Petugas kesehatan umumnya mendeteksi kebutuhan masyarakat akan upaya kesehatan atau health care pada tahap yang lebih awal. Kebutuhan ini bukan hanya dideteksi pada awal dimulainya suatu penyakit tetapi lebih awal lagi, yaitu ketika orangnya masih sehat tetapi membutuhkan upaya kesehatan guna mencegah timbulnya penyakit-penyakit tertentu. Sebaliknya, masyarakat baru merasa membutuhkan upaya kesehatan jika mereka telah berada dalam tahap sakit yang parah, artinya yang tidak dapat diatasi dengan sekedar beristirahat atau minum jamu.
Memang berbagai penelitian dinegara-negara berkembang maupun negara maju menunjukkan bahwa tindakan pertama untuk mengatasi penyakit adalah berobat sendiri atau self medication. Di negara-negara seperti Indonesia masih ada satu tahap lagi yang dilewati banyak penderita sebelum mereka datang ke petugas kesehatan, yaitu pergi berobat ke dukun atau ahli-ahli pengobatan tradisional lainnya.

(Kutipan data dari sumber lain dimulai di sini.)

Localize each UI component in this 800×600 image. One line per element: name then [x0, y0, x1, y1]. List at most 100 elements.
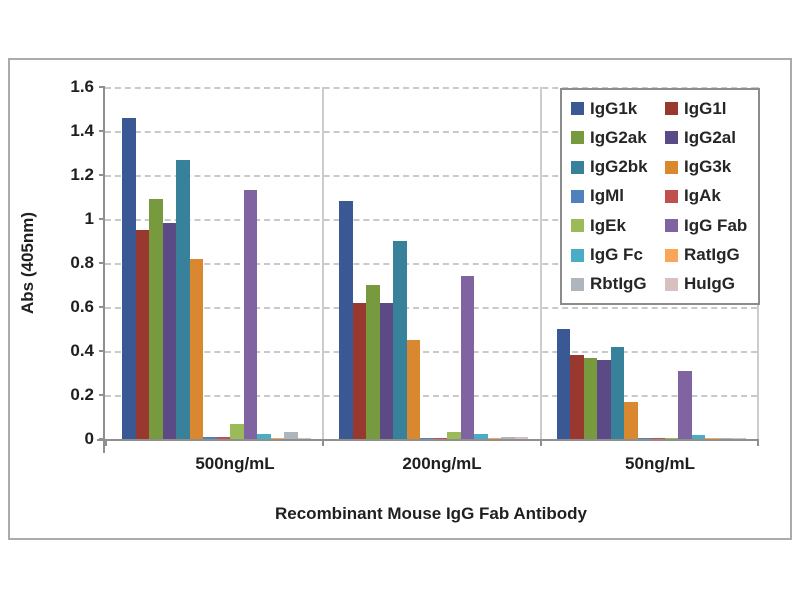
legend-label: RatIgG	[684, 245, 740, 265]
y-tick-label: 1	[84, 209, 94, 228]
legend-item-igg2bk: IgG2bk	[571, 157, 665, 177]
bar-huigg	[514, 436, 529, 439]
chart-panel: Abs (405nm) 1.6 1.4 1.2 1 0.8 0.6 0.4 0.2 0 500n…	[8, 58, 792, 540]
bar-igg2ak	[366, 285, 380, 439]
legend-item-igak: IgAk	[665, 186, 756, 206]
bar-igg2ak	[583, 357, 598, 439]
bar-igg1l	[570, 355, 584, 439]
gridline	[105, 131, 757, 133]
y-tick-label: 0.8	[70, 253, 94, 272]
bar-igg-fc	[474, 433, 488, 439]
legend-swatch	[665, 277, 678, 291]
bar-igek	[230, 423, 244, 439]
y-tick-mark	[99, 262, 105, 264]
legend-swatch	[571, 248, 584, 262]
x-tick-mark	[539, 439, 542, 446]
bar-igak	[433, 437, 448, 439]
x-tick-mark	[105, 439, 107, 446]
legend-item-ratigg: RatIgG	[665, 245, 756, 265]
bar-igg1l	[352, 302, 367, 439]
legend-label: IgEk	[590, 215, 626, 235]
legend: IgG1k IgG1l IgG2ak IgG2al IgG2bk IgG3k IgMl IgA…	[560, 88, 760, 305]
legend-label: IgG Fc	[590, 245, 643, 265]
gridline	[105, 219, 757, 221]
bar-igml	[203, 436, 217, 439]
bar-igg2bk	[610, 346, 625, 439]
bar-ratigg	[705, 438, 719, 439]
x-tick-mark	[757, 439, 759, 446]
bar-rbtigg	[718, 437, 733, 439]
legend-label: IgMl	[590, 186, 624, 206]
y-tick-mark	[99, 394, 105, 396]
legend-swatch	[571, 160, 584, 174]
legend-item-igg1l: IgG1l	[665, 99, 756, 119]
gridline	[105, 87, 757, 89]
legend-swatch	[665, 248, 678, 262]
legend-swatch	[665, 131, 678, 145]
bar-rbtigg	[284, 432, 298, 439]
legend-swatch	[571, 219, 584, 233]
legend-swatch	[665, 189, 678, 203]
legend-item-igg-fab: IgG Fab	[665, 216, 756, 236]
legend-swatch	[665, 102, 678, 116]
legend-item-igek: IgEk	[571, 216, 665, 236]
x-tick-mark	[322, 439, 325, 446]
gridline	[105, 395, 757, 397]
legend-swatch	[665, 160, 678, 174]
gridline	[105, 175, 757, 177]
bar-chart: Abs (405nm) 1.6 1.4 1.2 1 0.8 0.6 0.4 0.2 0 500n…	[10, 60, 790, 538]
bar-huigg	[732, 438, 746, 439]
bar-igg1k	[339, 201, 353, 439]
bar-igg2al	[379, 302, 394, 439]
bar-igg1l	[135, 230, 149, 439]
bar-igg1k	[122, 117, 136, 439]
legend-swatch	[571, 102, 584, 116]
category-separator-line	[322, 87, 325, 439]
bar-igek	[664, 437, 679, 439]
legend-item-igml: IgMl	[571, 186, 665, 206]
y-tick-label: 1.2	[70, 165, 94, 184]
bar-ratigg	[270, 437, 284, 439]
y-tick-mark	[99, 306, 105, 308]
bar-igg-fab	[460, 276, 475, 439]
bar-igml	[637, 437, 652, 439]
bar-igak	[216, 436, 230, 439]
legend-item-igg3k: IgG3k	[665, 157, 756, 177]
y-axis-line	[103, 87, 105, 454]
bar-igg-fc	[257, 433, 271, 439]
bar-igg3k	[406, 340, 421, 439]
legend-item-rbtigg: RbtIgG	[571, 274, 665, 294]
x-axis-title: Recombinant Mouse IgG Fab Antibody	[275, 504, 587, 523]
x-category-label: 50ng/mL	[625, 454, 695, 473]
y-tick-mark	[99, 350, 105, 352]
bar-igg2bk	[176, 159, 190, 439]
legend-label: IgG2ak	[590, 127, 647, 147]
bar-huigg	[297, 437, 311, 439]
bar-igg-fc	[691, 434, 706, 439]
bar-ratigg	[487, 437, 502, 439]
x-axis-line	[97, 439, 759, 441]
bar-igak	[651, 437, 665, 439]
y-tick-mark	[99, 130, 105, 132]
bar-igek	[447, 432, 461, 439]
y-tick-label: 1.4	[70, 121, 94, 140]
legend-swatch	[571, 189, 584, 203]
bar-igg2al	[162, 223, 176, 439]
legend-item-huigg: HuIgG	[665, 274, 756, 294]
legend-label: IgG Fab	[684, 215, 748, 235]
category-separator-line	[539, 87, 542, 439]
bar-igg-fab	[243, 190, 257, 439]
x-category-label: 500ng/mL	[195, 454, 275, 473]
legend-label: IgG2al	[684, 127, 736, 147]
legend-swatch	[665, 219, 678, 233]
bar-igg3k	[624, 401, 638, 439]
y-tick-mark	[99, 218, 105, 220]
gridline	[105, 351, 757, 353]
legend-item-igg2al: IgG2al	[665, 128, 756, 148]
bar-igg2bk	[393, 241, 407, 439]
bar-igg-fab	[678, 370, 692, 439]
legend-item-igg2ak: IgG2ak	[571, 128, 665, 148]
y-tick-label: 0.2	[70, 385, 94, 404]
y-tick-mark	[99, 174, 105, 176]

Dengan demikian makin parahlah keadaan penderita jika akhirnya meminta pertolongan seorang dokter. Bahkan di Mesir di kalangan orang tradisional dan kurang terpelajar, rumah sakit pernah dikenal sebagai rumah mati karena menurut pengamatan mereka, siapa yang masuk ke rumah sakit biasanya akan keluar sebagai mayat. Mereka mengira bahwa kematian itu disebabkan oleh dokter-dokter di rumah sakit, tanpa memahami keadaan yang sebenarnya, dimana pasien yang dikirim ke rumah sakit itu kebanyakan adalah yang keadaannya sudah sangat parah sehingga biasanya tidak tertolong lagi.
Yang lebih sulit lagi, konsep sehat dan sakit ini berbeda-beda antara kelompok masyarakat. Oleh sebab itu petugas kesehatan perlu menyelidiki persepsi masyarakat setempat tentang sehat dan sakit, mencoba mengerti mengapa persepsi tersebut sampai berkembang sedemikian rupa dan setelah itu mengusahakan mengubah persepsi tersebut agar mendekati konsep yang lebih obyektif. Dengan cara ini maka penggunaan sarana kesehatan diharapkan dapat lebih ditingkatkan.
Sumber Tulisan :
Solita Sarwono, 1993, Sosiologi Kesehatan, Beberapa Konsep Beserta Aplikasinya, Gadjah Mada University Press, Yogyakarta.